Rappel sur la loi « quota »

La loi  dite Copé-Zimmerman  impose aux sociétés cotées, mais aussi aux ETI et grosses PME non cotées de féminiser leur conseil d’administration ou de surveillance (CA). Au-delà de l’obligation légale,  il s’agit de saisir « une opportunité pour les entreprises concernées d’ajouter  de la valeur ajoutée » au sein de leur CA en raisonnant compétences. Votée le 13 janvier 2011, la loi Copé-Zimmerman requiert des  sociétés françaises cotées et des SA non cotées réalisant au moins 50 millions d’euros de chiffre d’affaires et employant plus de 500 salariés depuis 3 ans d’avoir 40 % d’administrateurEs, d’ici 2017 et lorsque le conseil est composé au plus de huit membres, l’écart entre le nombre des administrateurs de chaque sexe ne peut être supérieur à deux.

La loi du 4 aout 2014 sur l’Egalité réelle étend le champ visé et prévoit qu’en 2020, les SA et SCA employant entre 250 et 500 salariés depuis 3 ans doivent avoir un CA ne comptant pas plus de 40% de l’autre genre afin d’assurer une représentation équilibrée des femmes et des hommes au sein des conseils d’administration et des conseils de surveillance des entreprises.
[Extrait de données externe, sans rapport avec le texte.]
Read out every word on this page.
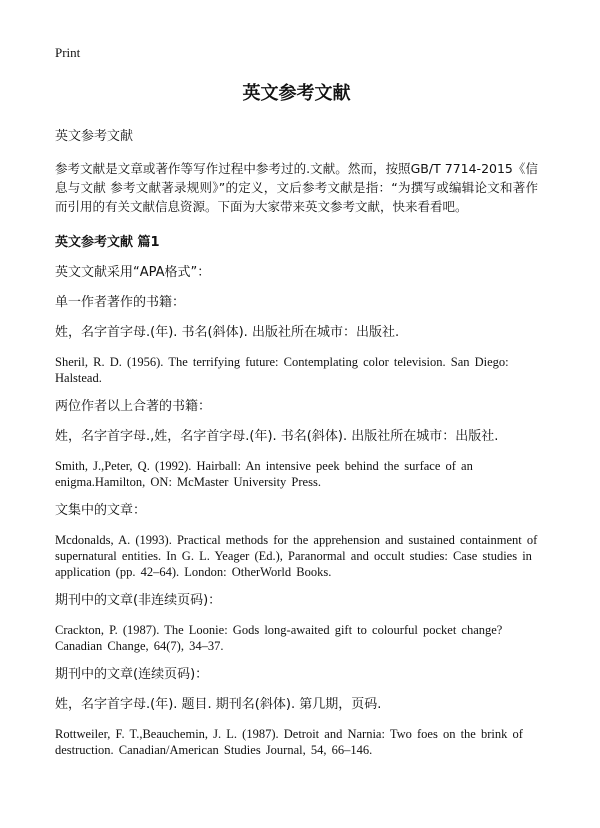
Print
英文参考文献
英文参考文献
参考文献是文章或著作等写作过程中参考过的.文献。然而，按照GB/T 7714-2015《信息与文献 参考文献著录规则》”的定义，文后参考文献是指：“为撰写或编辑论文和著作而引用的有关文献信息资源。下面为大家带来英文参考文献，快来看看吧。
英文参考文献 篇1
英文文献采用“APA格式”：
单一作者著作的书籍：
姓，名字首字母.(年). 书名(斜体). 出版社所在城市：出版社.
Sheril, R. D. (1956). The terrifying future: Contemplating color television. San Diego: Halstead.
两位作者以上合著的书籍：
姓，名字首字母.,姓，名字首字母.(年). 书名(斜体). 出版社所在城市：出版社.
Smith, J.,Peter, Q. (1992). Hairball: An intensive peek behind the surface of an enigma.Hamilton, ON: McMaster University Press.
文集中的文章：
Mcdonalds, A. (1993). Practical methods for the apprehension and sustained containment of supernatural entities. In G. L. Yeager (Ed.), Paranormal and occult studies: Case studies in application (pp. 42–64). London: OtherWorld Books.
期刊中的文章(非连续页码)：
Crackton, P. (1987). The Loonie: Gods long-awaited gift to colourful pocket change? Canadian Change, 64(7), 34–37.
期刊中的文章(连续页码)：
姓，名字首字母.(年). 题目. 期刊名(斜体). 第几期，页码.
Rottweiler, F. T.,Beauchemin, J. L. (1987). Detroit and Narnia: Two foes on the brink of destruction. Canadian/American Studies Journal, 54, 66–146.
Il est un fait, c’est que la mixité a progressé, tout particulièrement dans les grandes sociétés cotées. Les chiffres sont là pour l’établir, même si en deça du périmètre de la cote, les chiffres sont difficiles à trouver et semblent révéler un processus plus laborieux (15% en 2015[1] et 21% en 2017 ? A vérifier, sachant que l’absence d’open data rend difficile l’établissement de statistiques. La dynamique est bien là).

 

Une opportunité pour professionnaliser le CA

Cet exercice de mise en conformité à la loi devient une opportunité pour les entreprises de créer de la valeur ajoutée en constituant un CA plus diversifié et plus professionnel. En effet, il faut acter qu’en France, le rôle du Conseil d’administration n’a pas toujours été celui d’une équipe challengeant les décisions mais davantage d’une chambre d’enregistrement actant la décision du dirigeant et/ou de l’actionnaire contrôlant. De même, le rôle de l’administrateur indépendant comme garant de l’intérêt social et apporteur d’une vision plus globale et distanciée, eu égard à sa posture externe, a mis pas mal de temps à s’imposer.
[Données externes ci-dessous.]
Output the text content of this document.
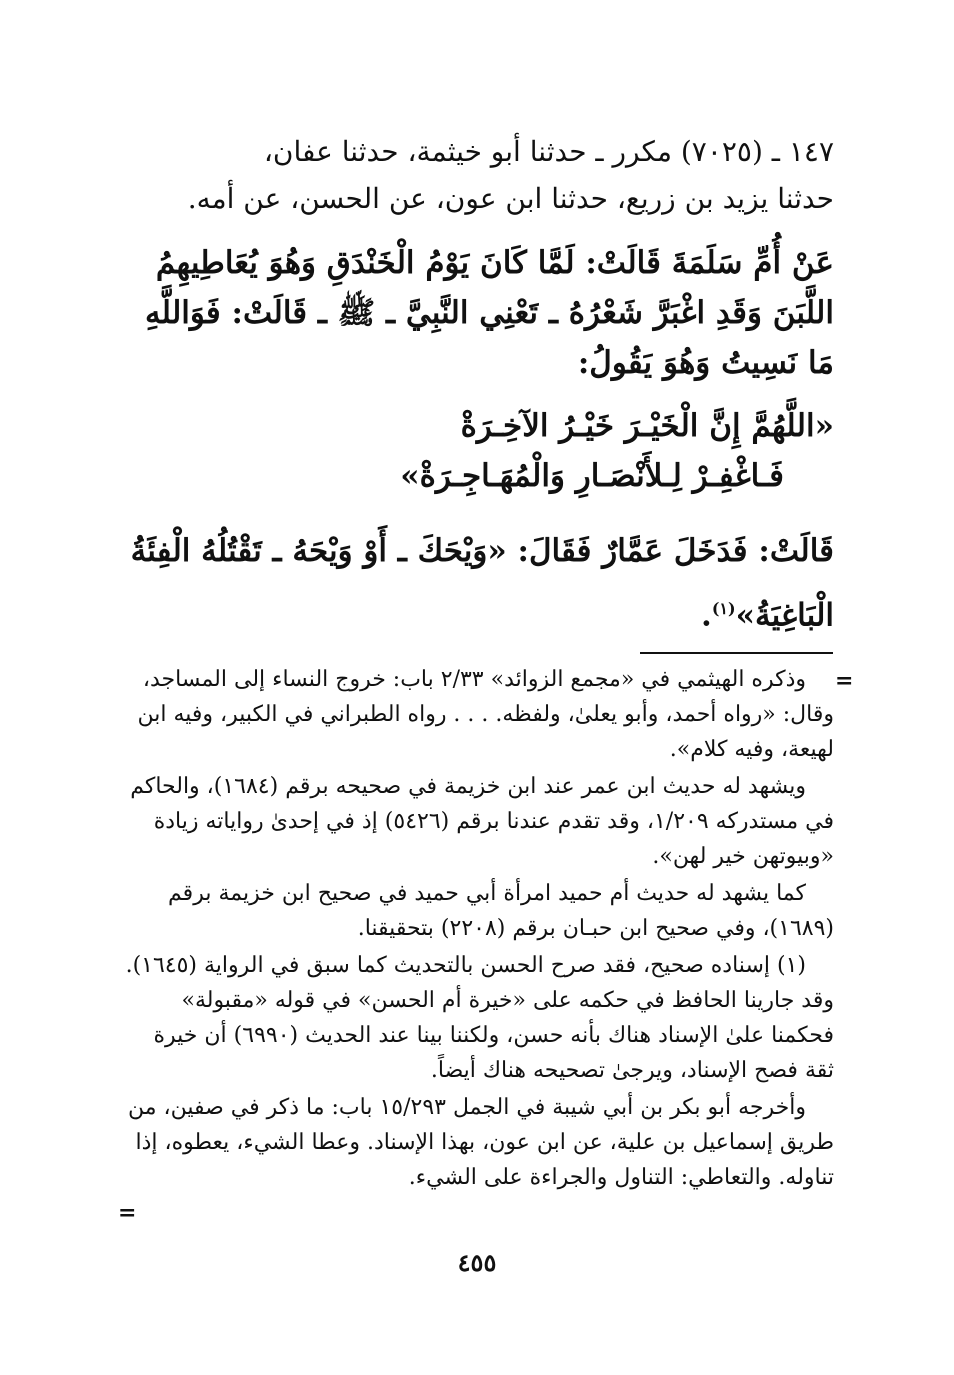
١٤٧ ـ (٧٠٢٥) مكرر ـ حدثنا أبو خيثمة، حدثنا عفان،
حدثنا يزيد بن زريع، حدثنا ابن عون، عن الحسن، عن أمه.

عَنْ أُمِّ سَلَمَةَ قَالَتْ: لَمَّا كَانَ يَوْمُ الْخَنْدَقِ وَهُوَ يُعَاطِيهِمُ اللَّبَنَ وَقَدِ اغْبَرَّ شَعْرُهُ ـ تَعْنِي النَّبِيَّ ـ ﷺ ـ قَالَتْ: فَوَاللَّهِ مَا نَسِيتُ وَهُوَ يَقُولُ:

«اللَّهُمَّ إِنَّ الْخَيْـرَ خَيْـرُ الآخِـرَةْ
فَـاغْفِـرْ لِـلأَنْصَـارِ وَالْمُهَـاجِـرَةْ»

قَالَتْ: فَدَخَلَ عَمَّارٌ فَقَالَ: «وَيْحَكَ ـ أَوْ وَيْحَهُ ـ تَقْتُلُهُ الْفِئَةُ الْبَاغِيَةُ»$^{(١)}$.

=

وذكره الهيثمي في «مجمع الزوائد» ٢/٣٣ باب: خروج النساء إلى المساجد، وقال: «رواه أحمد، وأبو يعلىٰ، ولفظه. . . . رواه الطبراني في الكبير، وفيه ابن لهيعة، وفيه كلام».

ويشهد له حديث ابن عمر عند ابن خزيمة في صحيحه برقم (١٦٨٤)، والحاكم في مستدركه ١/٢٠٩، وقد تقدم عندنا برقم (٥٤٢٦) إذ في إحدىٰ رواياته زيادة «وبيوتهن خير لهن».

كما يشهد له حديث أم حميد امرأة أبي حميد في صحيح ابن خزيمة برقم (١٦٨٩)، وفي صحيح ابن حبـان برقم (٢٢٠٨) بتحقيقنا.

(١) إسناده صحيح، فقد صرح الحسن بالتحديث كما سبق في الرواية (١٦٤٥). وقد جارينا الحافظ في حكمه على «خيرة أم الحسن» في قوله «مقبولة» فحكمنا علىٰ الإسناد هناك بأنه حسن، ولكننا بينا عند الحديث (٦٩٩٠) أن خيرة ثقة فصح الإسناد، ويرجىٰ تصحيحه هناك أيضاً.

وأخرجه أبو بكر بن أبي شيبة في الجمل ١٥/٢٩٣ باب: ما ذكر في صفين، من طريق إسماعيل بن علية، عن ابن عون، بهذا الإسناد. وعطا الشيء، يعطوه، إذا تناوله. والتعاطي: التناول والجراءة على الشيء.

=
٤٥٥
L’administrateur « non executive » autrement dit externe à l’entreprise a bien souvent, et trop longtemps, été un membre coopté par facilité pour cocher les cases de la Recommandation de l’Union européenne sur le sujet[2] et des codes de gouvernance[3]  qui font prévaloir son rôle potentiel en s’inspirant de la culture anglo-saxonne où ces administrateurs et administratrices représentent les actionnaires minoritaires. Dès lors pendant longtemps, les entreprises recrutaient leurs administrateur(E)s de façon confidentielle en s’adressant à leur réseau proche, sans, toujours, avoir bien évalué les besoins du conseil comme équipe dotée de compétences et identifié en conséquence les profils adéquats.

La professionnalisation de la démarche est bien là même si en deçà du SBF 120, il est encore assez rare que les dirigeants recourent à des cabinets de chasse de tête spécialisés, étant donné le coût financier notamment. Il est aisé de constater qu’ils tentent de multiplier leurs sources de conseil et leurs possibilités de recrutement. Les administrateurs indépendants étant souvent en première ligne pour ces recrutements, expérience faite. Les réseaux s’élargissent. On utilise même les RSS tels que LinkedIn ou le site les ExpertEs ou encore les viviers des formations certifiées : IFA, Insead, Women be board ready ESSEC… Et les Alumni des Grandes Ecoles …Ainsi, la mise en conformité à la loi donne l’occasion de recruter des administrateurs et surtout des administratrices de manière plus professionnelle, avec comme objectif de constituer une équipe d’expert(E)s aux compétences multiples pour renforcer la stratégie de l’entreprise. Et faire prendre conscience à un dirigeant qu’un CA expert et avisé peut le soutenir, apporter une vision et des connaissances complémentaires est donc l’enjeu réel ; évaluer le conseil afin d’être en mesure de compléter son CA, autrement dit sa team, avec de nouveaux team players est tout l’enjeu.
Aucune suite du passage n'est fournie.